The Cavineño people (also Cavina, Cavineña, Cavinenyo, Cavinya, Kaviña) are an ethnic group in Bolivia. They mainly live along the Beni and Madidi rivers. There were 3,884 of them in 2012, of whom 1,173 speak the Cavineña language natively. Almost all of them speak Spanish as well. According to Alfred Métraux, the Cavineño and the Araona people are so intermixed with other Takanan-speaking peoples that it can be difficult to treat them separately.

== History ==
They were moved by the end of the 18th century from the Madre de Dios River to the Madidi River.
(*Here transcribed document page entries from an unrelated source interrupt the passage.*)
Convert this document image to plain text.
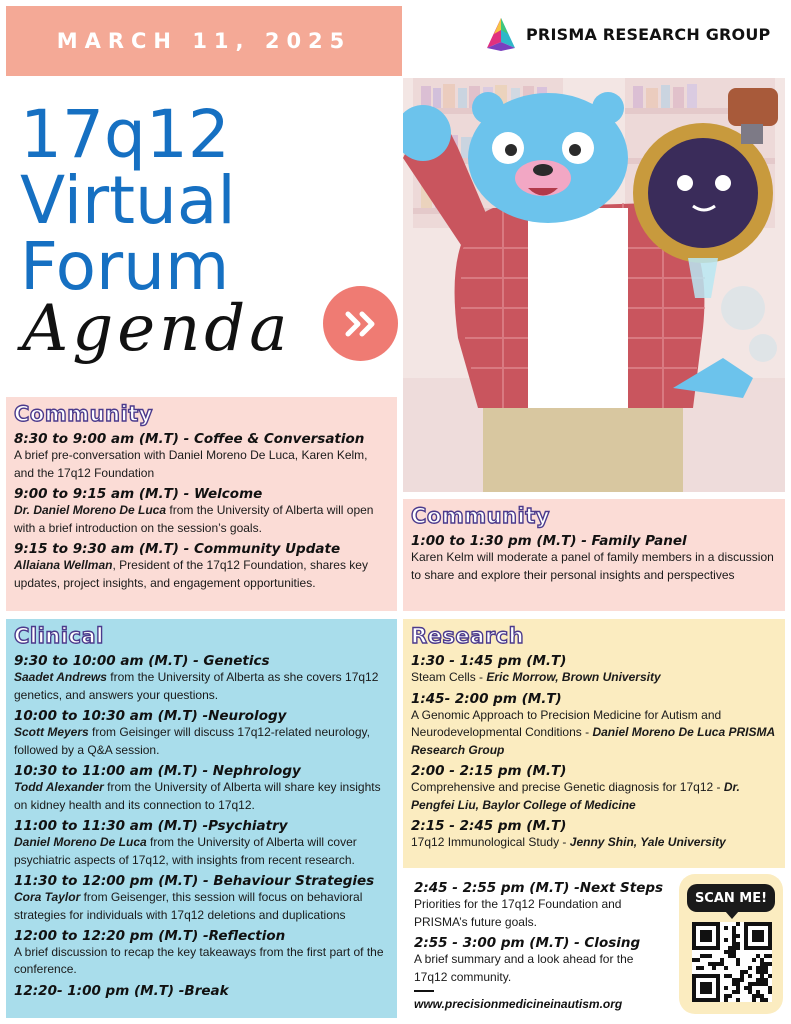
MARCH 11, 2025	PRISMA RESEARCH GROUP
17q12
Virtual
Forum
Agenda
Community
8:30 to 9:00 am (M.T) - Coffee & Conversation
A brief pre-conversation with Daniel Moreno De Luca, Karen Kelm, and the 17q12 Foundation
9:00 to 9:15 am (M.T) - Welcome
Dr. Daniel Moreno De Luca from the University of Alberta will open with a brief introduction on the session’s goals.
9:15 to 9:30 am (M.T) - Community Update
Allaiana Wellman, President of the 17q12 Foundation, shares key updates, project insights, and engagement opportunities.
Clinical
9:30 to 10:00 am (M.T) - Genetics
Saadet Andrews from the University of Alberta as she covers 17q12 genetics, and answers your questions.
10:00 to 10:30 am (M.T) -Neurology
Scott Meyers from Geisinger will discuss 17q12-related neurology, followed by a Q&A session.
10:30 to 11:00 am (M.T) - Nephrology
Todd Alexander from the University of Alberta will share key insights on kidney health and its connection to 17q12.
11:00 to 11:30 am (M.T) -Psychiatry
Daniel Moreno De Luca from the University of Alberta will cover psychiatric aspects of 17q12, with insights from recent research.
11:30 to 12:00 pm (M.T) - Behaviour Strategies
Cora Taylor from Geisenger, this session will focus on behavioral strategies for individuals with 17q12 deletions and duplications
12:00 to 12:20 pm (M.T) -Reflection
A brief discussion to recap the key takeaways from the first part of the conference.
12:20- 1:00 pm (M.T) -Break
Community
1:00 to 1:30 pm (M.T) - Family Panel
Karen Kelm will moderate a panel of family members in a discussion to share and explore their personal insights and perspectives
Research
1:30 - 1:45 pm (M.T)
Steam Cells - Eric Morrow, Brown University
1:45- 2:00 pm (M.T)
A Genomic Approach to Precision Medicine for Autism and Neurodevelopmental Conditions - Daniel Moreno De Luca PRISMA Research Group
2:00 - 2:15 pm (M.T)
Comprehensive and precise Genetic diagnosis for 17q12 - Dr. Pengfei Liu, Baylor College of Medicine
2:15 - 2:45 pm (M.T)
17q12 Immunological Study - Jenny Shin, Yale University
2:45 - 2:55 pm (M.T) -Next Steps
Priorities for the 17q12 Foundation and PRISMA’s future goals.
2:55 - 3:00 pm (M.T) - Closing
A brief summary and a look ahead for the 17q12 community.
www.precisionmedicineinautism.org
SCAN ME!
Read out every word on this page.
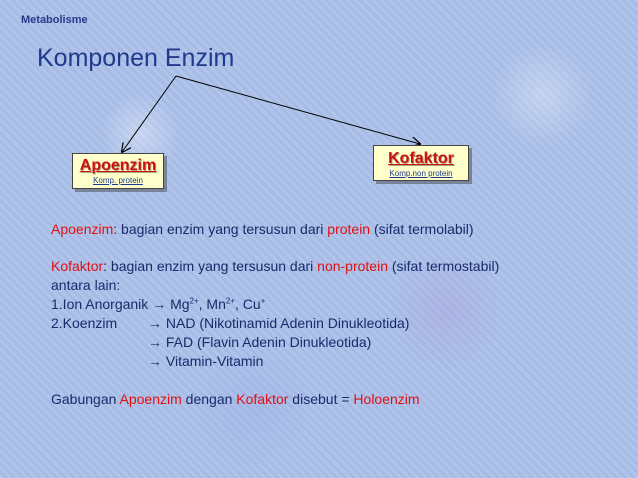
Metabolisme
Komponen Enzim
Apoenzim
Komp. protein
Kofaktor
Komp.non protein
Apoenzim: bagian enzim yang tersusun dari protein (sifat termolabil)
Kofaktor: bagian enzim yang tersusun dari non-protein (sifat termostabil)
antara lain:
1.Ion Anorganik → $Mg^{2+}$, $Mn^{2+}$, Cu+
2.Koenzim → NAD (Nikotinamid Adenin Dinukleotida)
→ FAD (Flavin Adenin Dinukleotida)
→ Vitamin-Vitamin
Gabungan Apoenzim dengan Kofaktor disebut = Holoenzim
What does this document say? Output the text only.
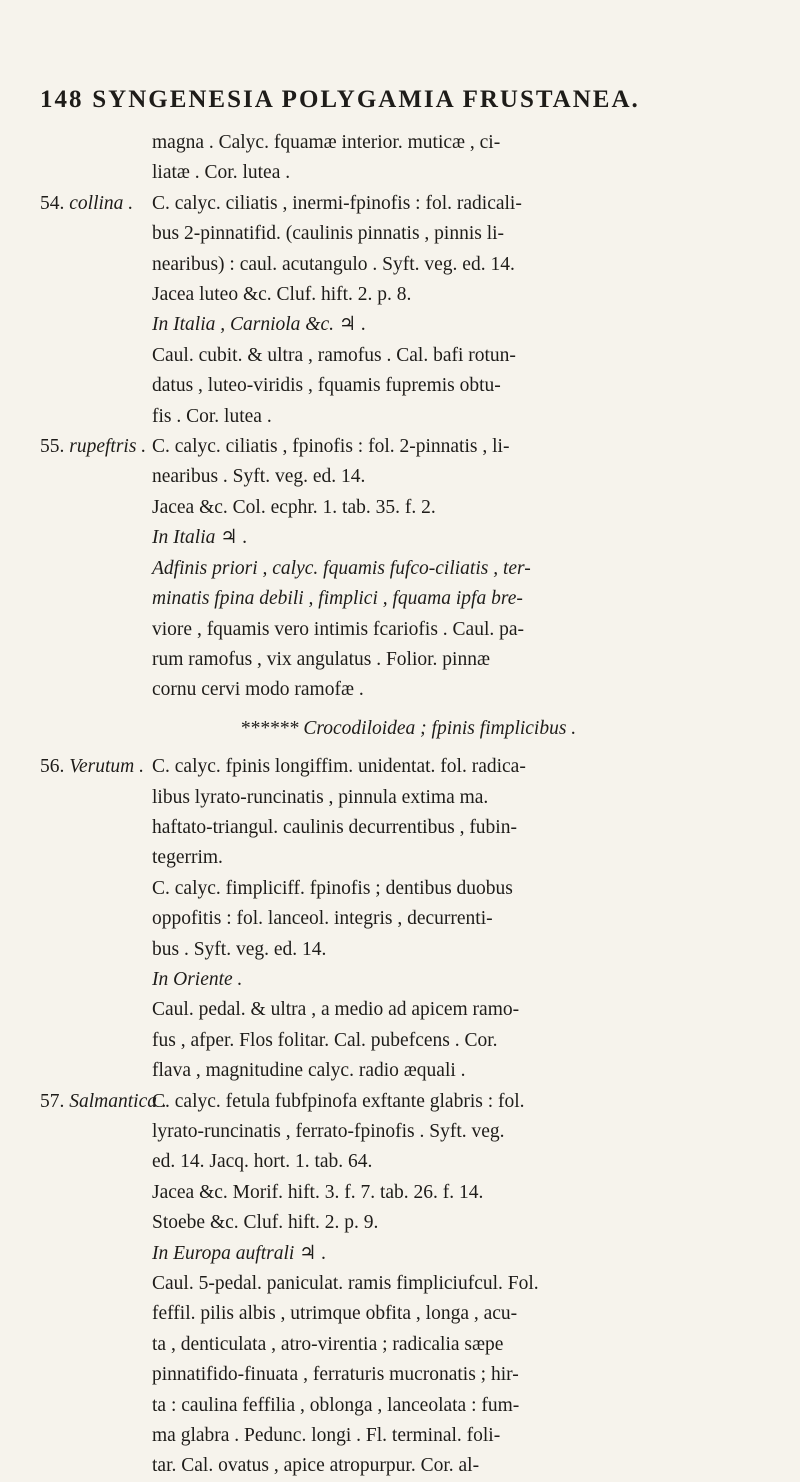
148 SYNGENESIA POLYGAMIA FRUSTANEA.
magna . Calyc. fquamæ interior. muticæ , ci-
liatæ . Cor. lutea .
54. collina . C. calyc. ciliatis , inermi-fpinofis : fol. radicali-
bus 2-pinnatifid. (caulinis pinnatis , pinnis li-
nearibus) : caul. acutangulo . Syft. veg. ed. 14.
Jacea luteo &c. Cluf. hift. 2. p. 8.
In Italia , Carniola &c. ♃ .
Caul. cubit. & ultra , ramofus . Cal. bafi rotun-
datus , luteo-viridis , fquamis fupremis obtu-
fis . Cor. lutea .
55. rupeftris . C. calyc. ciliatis , fpinofis : fol. 2-pinnatis , li-
nearibus . Syft. veg. ed. 14.
Jacea &c. Col. ecphr. 1. tab. 35. f. 2.
In Italia ♃ .
Adfinis priori , calyc. fquamis fufco-ciliatis , ter-
minatis fpina debili , fimplici , fquama ipfa bre-
viore , fquamis vero intimis fcariofis . Caul. pa-
rum ramofus , vix angulatus . Folior. pinnæ
cornu cervi modo ramofæ .
****** Crocodiloidea ; fpinis fimplicibus .
56. Verutum . C. calyc. fpinis longiffim. unidentat. fol. radica-
libus lyrato-runcinatis , pinnula extima ma.
haftato-triangul. caulinis decurrentibus , fubin-
tegerrim.
C. calyc. fimpliciff. fpinofis ; dentibus duobus
oppofitis : fol. lanceol. integris , decurrenti-
bus . Syft. veg. ed. 14.
In Oriente .
Caul. pedal. & ultra , a medio ad apicem ramo-
fus , afper. Flos folitar. Cal. pubefcens . Cor.
flava , magnitudine calyc. radio æquali .
57. Salmantica .C. calyc. fetula fubfpinofa exftante glabris : fol.
lyrato-runcinatis , ferrato-fpinofis . Syft. veg.
ed. 14. Jacq. hort. 1. tab. 64.
Jacea &c. Morif. hift. 3. f. 7. tab. 26. f. 14.
Stoebe &c. Cluf. hift. 2. p. 9.
In Europa auftrali ♃ .
Caul. 5-pedal. paniculat. ramis fimpliciufcul. Fol.
feffil. pilis albis , utrimque obfita , longa , acu-
ta , denticulata , atro-virentia ; radicalia sæpe
pinnatifido-finuata , ferraturis mucronatis ; hir-
ta : caulina feffilia , oblonga , lanceolata : fum-
ma glabra . Pedunc. longi . Fl. terminal. foli-
tar. Cal. ovatus , apice atropurpur. Cor. al-
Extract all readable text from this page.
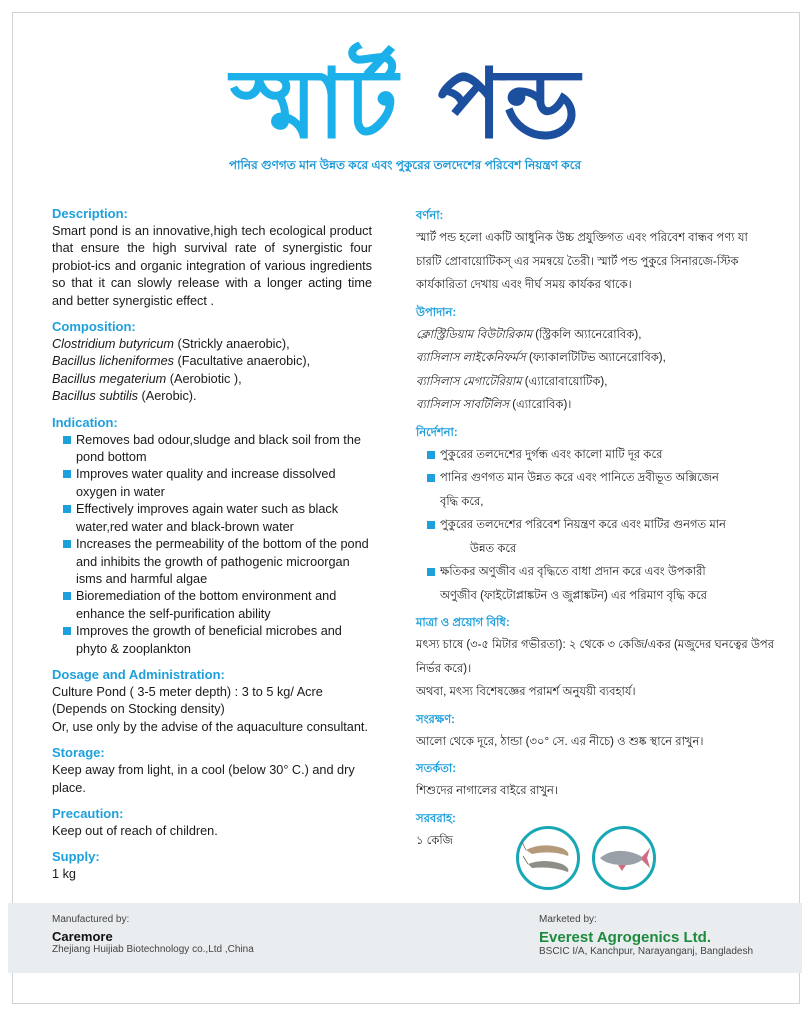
স্মার্ট পন্ড
পানির গুণগত মান উন্নত করে এবং পুকুরের তলদেশের পরিবেশ নিয়ন্ত্রণ করে
Description:
Smart pond is an innovative,high tech ecological product that ensure the high survival rate of synergistic four probiot-ics and organic integration of various ingredients so that it can slowly release with a longer acting time and better synergistic effect .
Composition:
Clostridium butyricum (Strickly anaerobic),
Bacillus licheniformes (Facultative anaerobic),
Bacillus megaterium (Aerobiotic ),
Bacillus subtilis (Aerobic).
Indication:
Removes bad odour,sludge and black soil from the pond bottom
Improves water quality and increase dissolved oxygen in water
Effectively improves again water such as black water,red water and black-brown water
Increases the permeability of the bottom of the pond and inhibits the growth of pathogenic microorgan isms and harmful algae
Bioremediation of the bottom environment and enhance the self-purification ability
Improves the growth of beneficial microbes and phyto & zooplankton
Dosage and Administration:
Culture Pond ( 3-5 meter depth) : 3 to 5 kg/ Acre (Depends on Stocking density)
Or, use only by the advise of the aquaculture consultant.
Storage:
Keep away from light, in a cool (below 30° C.) and dry place.
Precaution:
Keep out of reach of children.
Supply:
1 kg
বর্ণনা:
স্মার্ট পন্ড হলো একটি আধুনিক উচ্চ প্রযুক্তিগত এবং পরিবেশ বান্ধব পণ্য যা চারটি প্রোবায়োটিকস্ এর সমন্বয়ে তৈরী। স্মার্ট পন্ড পুকুরে সিনারজে-স্টিক কার্যকারিতা দেখায় এবং দীর্ঘ সময় কার্যকর থাকে।
উপাদান:
ক্লোস্ট্রিডিয়াম বিউটারিকাম (স্ট্রিকলি অ্যানেরোবিক),
ব্যাসিলাস লাইকেনিফর্মস (ফ্যাকালটিটিভ অ্যানেরোবিক),
ব্যাসিলাস মেগাটেরিয়াম (এ্যারোবায়োটিক),
ব্যাসিলাস সাবটিলিস (এ্যারোবিক)।
নির্দেশনা:
পুকুরের তলদেশের দুর্গন্ধ এবং কালো মাটি দূর করে
পানির গুণগত মান উন্নত করে এবং পানিতে দ্রবীভূত অক্সিজেন
বৃদ্ধি করে,
পুকুরের তলদেশের পরিবেশ নিয়ন্ত্রণ করে এবং মাটির গুনগত মান
উন্নত করে
ক্ষতিকর অণুজীব এর বৃদ্ধিতে বাধা প্রদান করে এবং উপকারী
অণুজীব (ফাইটোপ্লাঙ্কটন ও জুপ্লাঙ্কটন) এর পরিমাণ বৃদ্ধি করে
মাত্রা ও প্রয়োগ বিধি:
মৎস্য চাষে (৩-৫ মিটার গভীরতা): ২ থেকে ৩ কেজি/একর (মজুদের ঘনত্বের উপর নির্ভর করে)।
অথবা, মৎস্য বিশেষজ্ঞের পরামর্শ অনুযয়ী ব্যবহার্য।
সংরক্ষণ:
আলো থেকে দূরে, ঠান্ডা (৩০° সে. এর নীচে) ও শুষ্ক স্থানে রাখুন।
সতর্কতা:
শিশুদের নাগালের বাইরে রাখুন।
সরবরাহ:
১ কেজি
Manufactured by:
Caremore
Zhejiang Huijiab Biotechnology co.,Ltd ,China
Marketed by:
Everest Agrogenics Ltd.
BSCIC I/A, Kanchpur, Narayanganj, Bangladesh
During the rubber fever, from the end of the 19th century, they were, just like many other indigenous peoples in the area, subjected to conditions of semi-slavery. They were later settled at a missionary station at the Beni River. In 1832 there were about 1,000 Cavineño, but only 153 in 1886. Erland Nordenskiöld describes 218 Cavineño in 1913 at the Jesus de Cavina mission. They were said to speak a Takanan dialect.

== Current status ==
Today the Cavineños are grouped into six small communities located in the municipalities of Riberalta and Reyes in Beni and also in Pando. Its largest community is called Puerto Cavinas. They own territories in collective properties that they share with the Tacanas in Beni and with the Ese Ejja and Tacanas in Pando.